TW: Thank you for this opportunity to share my story. While in nursing school, I started working at Phoebe as a nursing tech, and now I’ve been at Phoebe as an RN for 14 years. My nursing career started with me working on the postpartum unit, the mother-baby floor. I’ve always had a passion for working with women and children and especially wanted to work with the critical infants. Because it is a specialized facility where not a lot of jobs open up, the NICU was hard to get into. When an opportunity became available, however, I applied and have now been working there for 12 years.
ASJ: What obstacles have you faced working in the NICU during the pandemic?
TW: Because our babies do not have a voice, we as NICU nurses, together with their families, must be their voice. Not only do we care for the infants, but we assist/teach/educate families to care for their babies.
There have been some changes in the way we care for our infants due to the pandemic. One of the changes involves visitation, which is now limited to only two designated people per infant. This can include mom and one other person (usually the secondary caregiver). Masks are worn around the clock by staff as well as visiting family members.

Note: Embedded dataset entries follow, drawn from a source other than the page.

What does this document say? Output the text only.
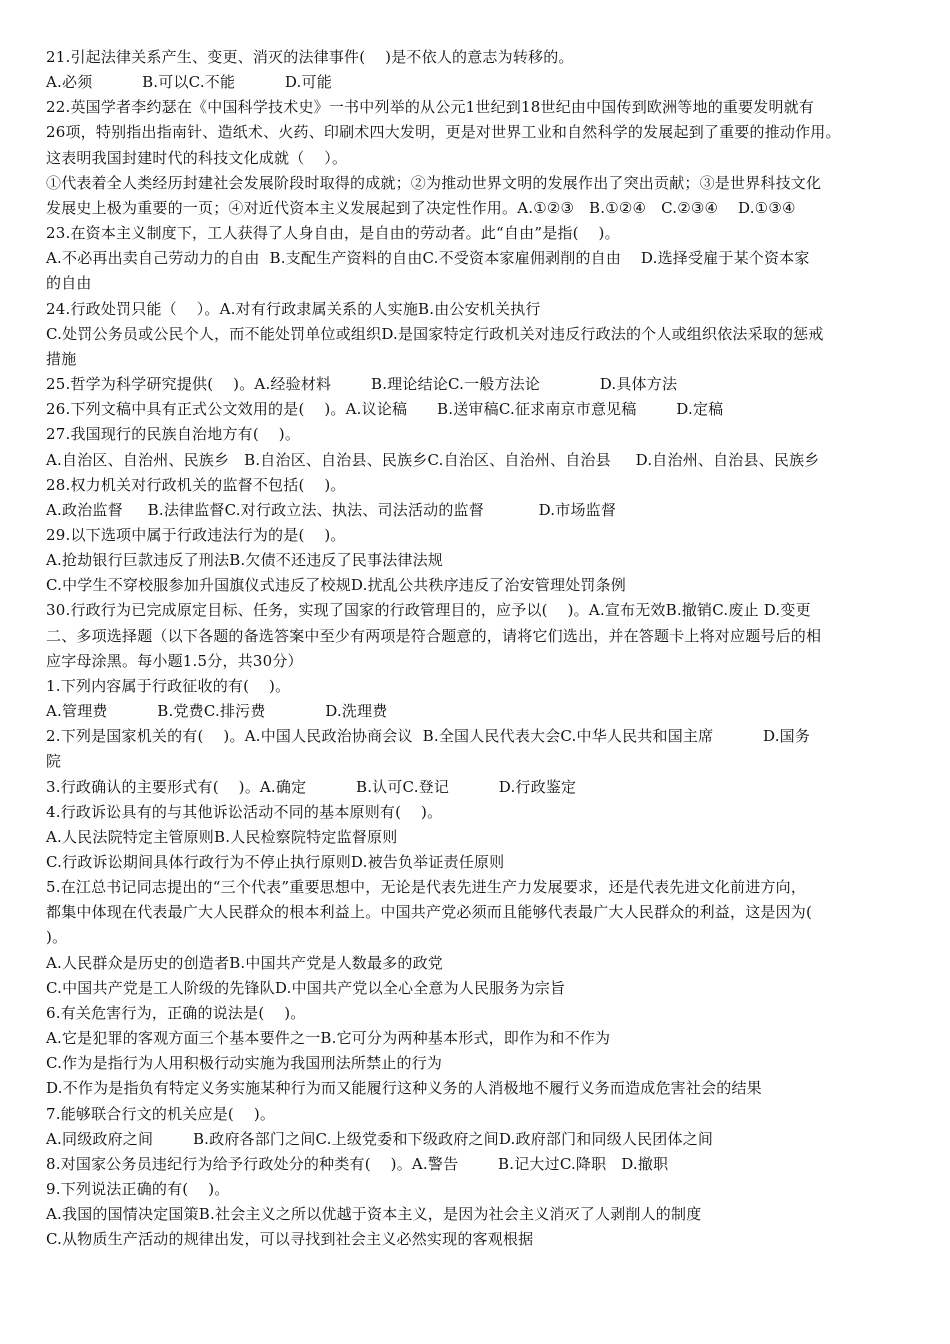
21.引起法律关系产生、变更、消灭的法律事件(    )是不依人的意志为转移的。
A.必须          B.可以C.不能          D.可能
22.英国学者李约瑟在《中国科学技术史》一书中列举的从公元1世纪到18世纪由中国传到欧洲等地的重要发明就有
26项，特别指出指南针、造纸术、火药、印刷术四大发明，更是对世界工业和自然科学的发展起到了重要的推动作用。
这表明我国封建时代的科技文化成就（    ）。
①代表着全人类经历封建社会发展阶段时取得的成就；②为推动世界文明的发展作出了突出贡献；③是世界科技文化
发展史上极为重要的一页；④对近代资本主义发展起到了决定性作用。A.①②③   B.①②④   C.②③④    D.①③④
23.在资本主义制度下，工人获得了人身自由，是自由的劳动者。此“自由”是指(    )。
A.不必再出卖自己劳动力的自由  B.支配生产资料的自由C.不受资本家雇佣剥削的自由    D.选择受雇于某个资本家
的自由
24.行政处罚只能（    ）。A.对有行政隶属关系的人实施B.由公安机关执行
C.处罚公务员或公民个人，而不能处罚单位或组织D.是国家特定行政机关对违反行政法的个人或组织依法采取的惩戒
措施
25.哲学为科学研究提供(    )。A.经验材料        B.理论结论C.一般方法论            D.具体方法
26.下列文稿中具有正式公文效用的是(    )。A.议论稿      B.送审稿C.征求南京市意见稿        D.定稿
27.我国现行的民族自治地方有(    )。
A.自治区、自治州、民族乡   B.自治区、自治县、民族乡C.自治区、自治州、自治县     D.自治州、自治县、民族乡
28.权力机关对行政机关的监督不包括(    )。
A.政治监督     B.法律监督C.对行政立法、执法、司法活动的监督           D.市场监督
29.以下选项中属于行政违法行为的是(    )。
A.抢劫银行巨款违反了刑法B.欠债不还违反了民事法律法规
C.中学生不穿校服参加升国旗仪式违反了校规D.扰乱公共秩序违反了治安管理处罚条例
30.行政行为已完成原定目标、任务，实现了国家的行政管理目的，应予以(    )。A.宣布无效B.撤销C.废止 D.变更
二、多项选择题（以下各题的备选答案中至少有两项是符合题意的，请将它们选出，并在答题卡上将对应题号后的相
应字母涂黑。每小题1.5分，共30分）
1.下列内容属于行政征收的有(    )。
A.管理费          B.党费C.排污费            D.洗理费
2.下列是国家机关的有(    )。A.中国人民政治协商会议  B.全国人民代表大会C.中华人民共和国主席          D.国务
院
3.行政确认的主要形式有(    )。A.确定          B.认可C.登记          D.行政鉴定
4.行政诉讼具有的与其他诉讼活动不同的基本原则有(    )。
A.人民法院特定主管原则B.人民检察院特定监督原则
C.行政诉讼期间具体行政行为不停止执行原则D.被告负举证责任原则
5.在江总书记同志提出的“三个代表”重要思想中，无论是代表先进生产力发展要求，还是代表先进文化前进方向，
都集中体现在代表最广大人民群众的根本利益上。中国共产党必须而且能够代表最广大人民群众的利益，这是因为(
)。
A.人民群众是历史的创造者B.中国共产党是人数最多的政党
C.中国共产党是工人阶级的先锋队D.中国共产党以全心全意为人民服务为宗旨
6.有关危害行为，正确的说法是(    )。
A.它是犯罪的客观方面三个基本要件之一B.它可分为两种基本形式，即作为和不作为
C.作为是指行为人用积极行动实施为我国刑法所禁止的行为
D.不作为是指负有特定义务实施某种行为而又能履行这种义务的人消极地不履行义务而造成危害社会的结果
7.能够联合行文的机关应是(    )。
A.同级政府之间        B.政府各部门之间C.上级党委和下级政府之间D.政府部门和同级人民团体之间
8.对国家公务员违纪行为给予行政处分的种类有(    )。A.警告        B.记大过C.降职   D.撤职
9.下列说法正确的有(    )。
A.我国的国情决定国策B.社会主义之所以优越于资本主义，是因为社会主义消灭了人剥削人的制度
C.从物质生产活动的规律出发，可以寻找到社会主义必然实现的客观根据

Covid-19 positive moms cannot visit their child until they are symptom-free for ten days with two consecutive negative Covid test results. Until the mom is reunited with her child, her child(ren) is placed in isolation, where only one nurse using proper Personal Protective Equipment (PPE) cares for the child.
ASJ: That seems like a lot to take in all at once—what keeps you motivated?
TW: I have been blessed to have a profession that fits my personality. I don’t really need much motivation because it comes natural to me to be caring, genuine, competent, and to love working under stress; these are the attributes needed in an NICU nurse. My love and passion for my NICU babies and families is what keeps me going.
ASJ: Can you please speak more on the health disparities you often see and, in your opinion, how to eradicate them?
TW: The health disparities we see in the NICU include higher pre-term labor and infant mortality rates, plus high rates of pregnancy and pre-term labor for teen mothers among BIPOC. Breastfeeding is less likely in younger mothers. Some of the health care facilities used by BIPOC are understaffed and overcrowded. There has also been an increase in the rate of Neonatal Abstinence Syndrome (NAS) infants among people of color. (These are infants exposed to substance abuse.) Patient advocacy, research aimed at providing competent care, and education are some of the ways we can alleviate some of the health disparities we see.
ASJ: How has the field of nursing changed over time?
TW: Changes I’ve seen over the past decade in nursing are computerized documentation, continuing education, ever-more advanced equipment, more family-centered care, continuing care after a patient is discharged from the hospital (such as home health care), and clinic follow-up visits.
ASJ: What is your greatest joy/accomplishment as a nurse?
TW: As an NICU nurse, I work with premature babies as young as 22 weeks and infants with physical defects, infections, or other illnesses. I get to see the sickest and most critical babies, sometimes weighing less than a pound when they are born grow stronger and progress over the weeks and months—they are “little miracles.” Being an NICU nurse can be challenging, but comforting parents and helping them during this difficult time, whether the outcome is good or not so good, is so rewarding to me. Saving babies’ lives is my greatest joy.